Simply find equivalent resistance seen by looking into A-B terminals
View attachment 75613
This is nothing more than a resistor combinations (series and parallel).

ok so i have come out with Vth= 2.7v and Rth= 2.15 ohms.

What would be the next step to finding the current passing through the 5 ohm resistor?

 

Any ideas?

 

Any ideas?

I have been trying to figure it out for the last 2 days and i havent had a clue. haha
I think my brain has melted!

 

I have been trying to figure it out for the last 2 days and i havent had a clue. haha
I think my brain has melted!

Well simply, you find Vth and Rth so now you can replace this circuit
View attachment 75612

With this one

 

I have been trying to figure it out for the last 2 days and i havent had a clue. haha
I think my brain has melted!

Remember what the whole point behind a Thevenin or Norton equivalent circuit is:

You have a complicated circuit that has a bunch of stuff including one component (which may, of course, be a group of components) that you are interested in knowing the voltage and current for. The points at which the components you are interested in joins the rest of the circuit are the "ports". If there are only two ports, then you break the circuit into two pieces at the ports -- the piece you want to know about and everything else. You then analyze just the "everything else" part of the circuit and device a very simple equivalent circuit that has the same voltage/current behavior at the ports as the original part of the circuit that had "everything else". That means that you can replace "everything else" with the simple equivalent circuit and the component that you are interested in can't tell the difference.

With that in mind, now that you have a Thevenin equivalent circuit with a known voltage and resistance, what should you do next?

 

i DID I= Vth/ Rth + 5 = 2.7/ 7.15= 0.37a

Does this look right??

 

i DID I= Vth/ Rth + 5 = 2.7/ 7.15= 0.37a

Does this look right??

Always, always, ALWAYS track your units. Do NOT just throw whatever units you WANT the answer to have onto whatever number happens to end up at the end.

What you wrote and what you did are two different things. What you wrote:

I = (Vth/Rth) + 5Ω [Remember: Multiplication/division before addition/subtraction]

What you did:

I = Vth/(Rth + 5Ω)

The latter is what you wanted, so be sure that that is what you write. This is the kind of mistake that is VERY easy to make when you enter formulas into programs and spreadsheets and they are very difficult to catch because when YOU look at it your sloppiness has trained you to see what you WANT to see and not what you ACTUALLY wrote. The computer only cares about what you actually wrote.

Following through with units, you should have proceeded as:

I = 2.7V/(2.15Ω + 5Ω) = 2.7V/7.15Ω = 0.378 A

As a general rule when nothing else argues differently, answers should be given to three sig figs. Intermediate results should be carried with four or five sig figs to minimize cumulative round off errors.

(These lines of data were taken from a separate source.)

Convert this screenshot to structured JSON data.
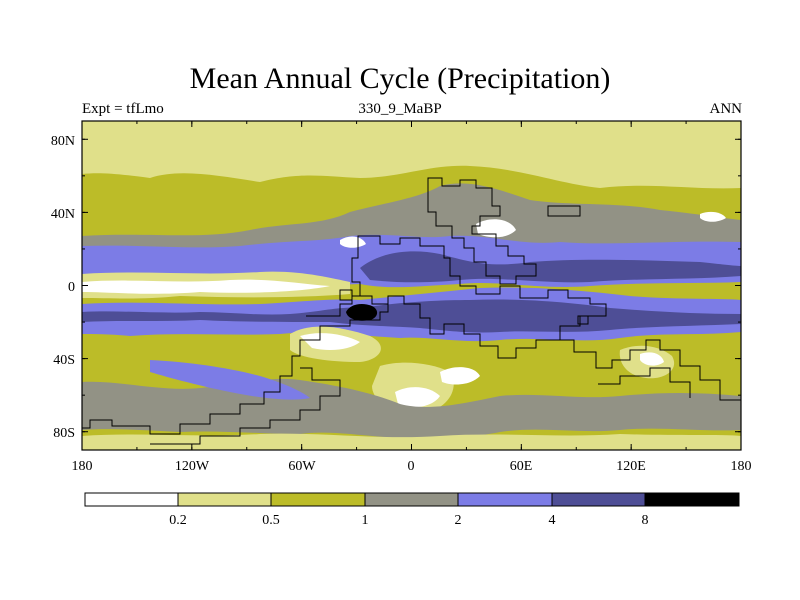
{
  "title": "Mean Annual Cycle (Precipitation)",
  "subtitle_left": "Expt = tfLmo",
  "subtitle_center": "330_9_MaBP",
  "subtitle_right": "ANN",
  "lat_labels": [
    "80N",
    "40N",
    "0",
    "40S",
    "80S"
  ],
  "lon_labels": [
    "180",
    "120W",
    "60W",
    "0",
    "60E",
    "120E",
    "180"
  ],
  "colorbar_labels": [
    "0.2",
    "0.5",
    "1",
    "2",
    "4",
    "8"
  ],
  "colors": {
    "c0": "#ffffff",
    "c1": "#e0e08a",
    "c2": "#bcbc28",
    "c3": "#929285",
    "c4": "#7c7ce6",
    "c5": "#4e4e96",
    "c6": "#000000"
  },
  "chart_data": {
    "type": "heatmap",
    "title": "Mean Annual Cycle (Precipitation)",
    "variable": "Precipitation",
    "experiment": "tfLmo",
    "period": "330_9_MaBP",
    "season": "ANN",
    "xrange": [
      -180,
      180
    ],
    "yrange": [
      -90,
      90
    ],
    "xticks": [
      -180,
      -120,
      -60,
      0,
      60,
      120,
      180
    ],
    "yticks": [
      80,
      40,
      0,
      -40,
      -80
    ],
    "levels": [
      0.2,
      0.5,
      1,
      2,
      4,
      8
    ]
  }
}
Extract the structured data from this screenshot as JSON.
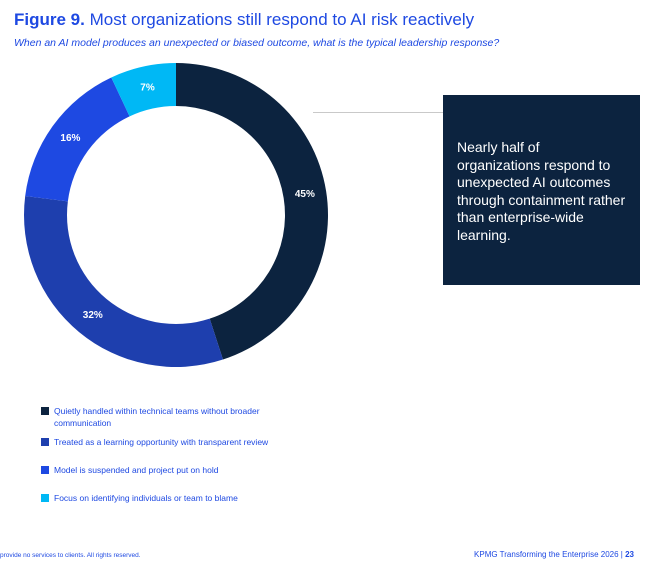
{
  "figure": {
    "number": "Figure 9.",
    "title": "Most organizations still respond to AI risk reactively",
    "subtitle": "When an AI model produces an unexpected or biased outcome, what is the typical leadership response?"
  },
  "callout": {
    "text": "Nearly half of organizations respond to unexpected AI outcomes through containment rather than enterprise-wide learning."
  },
  "chart_data": {
    "type": "pie",
    "donut": true,
    "categories": [
      "Quietly handled within technical teams without broader communication",
      "Treated as a learning opportunity with transparent review",
      "Model is suspended and project put on hold",
      "Focus on identifying individuals or team to blame"
    ],
    "values": [
      45,
      32,
      16,
      7
    ],
    "labels": [
      "45%",
      "32%",
      "16%",
      "7%"
    ],
    "colors": [
      "#0c233f",
      "#1e3fae",
      "#1e49e2",
      "#00b8f5"
    ],
    "legend_position": "bottom-left"
  },
  "footer": {
    "left": "provide no services to clients. All rights reserved.",
    "right_text": "KPMG Transforming the Enterprise 2026",
    "separator": "|",
    "page_number": "23"
  }
}
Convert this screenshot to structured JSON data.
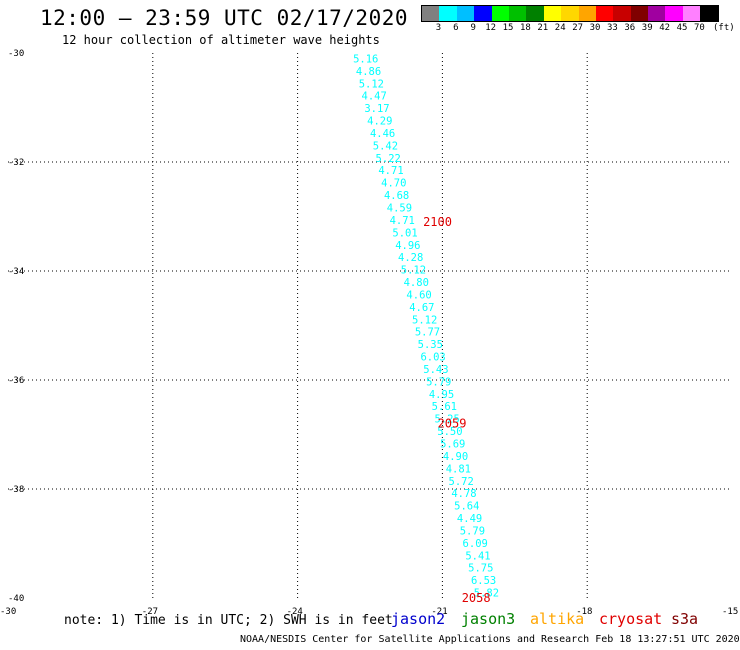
{
  "header": {
    "title": "12:00 – 23:59 UTC 02/17/2020",
    "subtitle": "12 hour collection of altimeter wave heights"
  },
  "legend": {
    "colors": [
      "#808080",
      "#00ffff",
      "#00bfff",
      "#0000ff",
      "#00ff00",
      "#00c000",
      "#008000",
      "#ffff00",
      "#ffd700",
      "#ffa500",
      "#ff0000",
      "#c80000",
      "#800000",
      "#a000a0",
      "#ff00ff",
      "#ff80ff",
      "#000000"
    ],
    "labels": [
      "3",
      "6",
      "9",
      "12",
      "15",
      "18",
      "21",
      "24",
      "27",
      "30",
      "33",
      "36",
      "39",
      "42",
      "45",
      "70",
      "(ft)"
    ]
  },
  "chart_data": {
    "type": "scatter",
    "xlim": [
      -30,
      -15
    ],
    "ylim": [
      -40,
      -30
    ],
    "x_ticks": [
      "-30",
      "-27",
      "-24",
      "-21",
      "-18",
      "-15"
    ],
    "y_ticks": [
      "-30",
      "-32",
      "-34",
      "-36",
      "-38",
      "-40"
    ],
    "grid": true,
    "swh_ft": [
      "5.16",
      "4.86",
      "5.12",
      "4.47",
      "3.17",
      "4.29",
      "4.46",
      "5.42",
      "5.22",
      "4.71",
      "4.70",
      "4.68",
      "4.59",
      "4.71",
      "5.01",
      "4.96",
      "4.28",
      "5.12",
      "4.80",
      "4.60",
      "4.67",
      "5.12",
      "5.77",
      "5.35",
      "6.03",
      "5.43",
      "5.79",
      "4.95",
      "5.61",
      "5.25",
      "5.50",
      "5.69",
      "4.90",
      "4.81",
      "5.72",
      "4.78",
      "5.64",
      "4.49",
      "5.79",
      "6.09",
      "5.41",
      "5.75",
      "6.53",
      "5.82"
    ],
    "swh_color": "#00ffff",
    "time_labels": [
      {
        "text": "2100",
        "lon": -21.4,
        "lat": -33.1
      },
      {
        "text": "2059",
        "lon": -21.1,
        "lat": -36.8
      },
      {
        "text": "2058",
        "lon": -20.6,
        "lat": -40.0
      }
    ],
    "time_color": "#e00000"
  },
  "footer": {
    "note": "note: 1) Time is in UTC; 2) SWH is in feet",
    "satellites": [
      {
        "name": "jason2",
        "color": "#0000cd"
      },
      {
        "name": "jason3",
        "color": "#008000"
      },
      {
        "name": "altika",
        "color": "#ffa500"
      },
      {
        "name": "cryosat",
        "color": "#e00000"
      },
      {
        "name": "s3a",
        "color": "#800000"
      }
    ],
    "credit": "NOAA/NESDIS Center for Satellite Applications and Research    Feb 18 13:27:51 UTC 2020"
  }
}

So what you actually should have ended up with was:

I = 2.717V/(2.151Ω + 5Ω) = 0.380 A

While it appears like a minor difference (and by and large it is), even this mild amount of round off error represents an error of 2.6% after just these few steps on this simple of a circuit. Hopefully you can appreciate how quickly round-off errors can accumulate to throw answers off by significant amounts.